EĞİTİM - 07 Aralık 2018 Cuma 16:11

Kariyer Günlerinde Öğrencilere Altın Tavsiyeler

A
A
A
Kariyer Günlerinde Öğrencilere Altın Tavsiyeler

Gaziantep Üniversitesi (GAÜN) Yönetim Kariyer Topluluğu tarafından düzenlenen Genç Kariyer Zirvesi’nde Doç.

Gaziantep Üniversitesi (GAÜN) Yönetim Kariyer Topluluğu tarafından düzenlenen Genç Kariyer Zirvesi’nde Doç. Dr. Cem Gökçen, Cengiz Halil Çiçek, Sümeyra Osmanlıoğlu ve Reşat Taman, öğrencilerle deneyimlerini paylaşıp önemli tavsiyelerde bulundu.

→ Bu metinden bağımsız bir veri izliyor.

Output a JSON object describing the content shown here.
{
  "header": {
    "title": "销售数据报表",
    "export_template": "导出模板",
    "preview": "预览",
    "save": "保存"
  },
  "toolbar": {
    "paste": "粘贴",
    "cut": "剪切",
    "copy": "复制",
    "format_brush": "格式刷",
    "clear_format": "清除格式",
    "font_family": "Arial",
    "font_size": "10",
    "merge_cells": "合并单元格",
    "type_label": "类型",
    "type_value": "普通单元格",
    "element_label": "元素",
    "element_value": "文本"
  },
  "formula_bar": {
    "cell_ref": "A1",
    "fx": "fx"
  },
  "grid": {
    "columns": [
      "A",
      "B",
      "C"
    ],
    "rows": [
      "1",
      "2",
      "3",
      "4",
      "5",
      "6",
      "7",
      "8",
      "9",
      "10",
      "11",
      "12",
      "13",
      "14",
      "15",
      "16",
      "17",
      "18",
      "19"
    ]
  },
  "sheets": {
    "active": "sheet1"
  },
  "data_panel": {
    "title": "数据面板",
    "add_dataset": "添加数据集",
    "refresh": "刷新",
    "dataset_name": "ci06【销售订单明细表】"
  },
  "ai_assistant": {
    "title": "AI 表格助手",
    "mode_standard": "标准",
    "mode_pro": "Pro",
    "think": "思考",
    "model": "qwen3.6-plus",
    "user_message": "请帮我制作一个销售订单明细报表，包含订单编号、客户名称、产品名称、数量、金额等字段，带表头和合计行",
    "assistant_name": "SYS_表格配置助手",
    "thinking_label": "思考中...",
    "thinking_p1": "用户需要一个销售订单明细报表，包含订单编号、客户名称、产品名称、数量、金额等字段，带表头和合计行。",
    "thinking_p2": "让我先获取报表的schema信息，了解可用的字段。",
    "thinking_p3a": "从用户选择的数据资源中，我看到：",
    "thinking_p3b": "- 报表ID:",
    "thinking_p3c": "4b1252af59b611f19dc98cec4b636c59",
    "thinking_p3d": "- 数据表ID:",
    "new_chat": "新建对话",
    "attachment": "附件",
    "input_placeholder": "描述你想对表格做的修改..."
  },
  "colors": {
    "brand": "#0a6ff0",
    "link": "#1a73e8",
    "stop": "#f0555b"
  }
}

Konuşmasında öğrencilere işlerini çok iyi yapmaları önerisinde bulunan GAÜN Tıp Fakültesi Öğretim Üyesi Doç. Dr. Cem Gökçen, “Türkiye’de bir insan her şeyi iyi yapmaya çalışıyor. Oysa, bunu yapmaya çalışırsanız hiçbir şeyi ii yapamazsınız. Kendimizle ilgili şüphelerden vazgeçip, yapabileceğimizin en iyisini yapmaya devam etmek, ısrarcı olmak, başarısızlığa reddedilmeye ve dalga geçilmeye rağmen ve merdivenleri yavaş yavaş çıkmak. Alanınızda biraz daha gayret etmek, o iş üzerinde tekrar tekrar çalışmak gerekiyor. Sadece ders dinlediğimizde yüzde 5 öğreniyoruz. Fakat grupla tartışıp, pratik yapar oranlar yüzde 90’lara çıkıyor” dedi.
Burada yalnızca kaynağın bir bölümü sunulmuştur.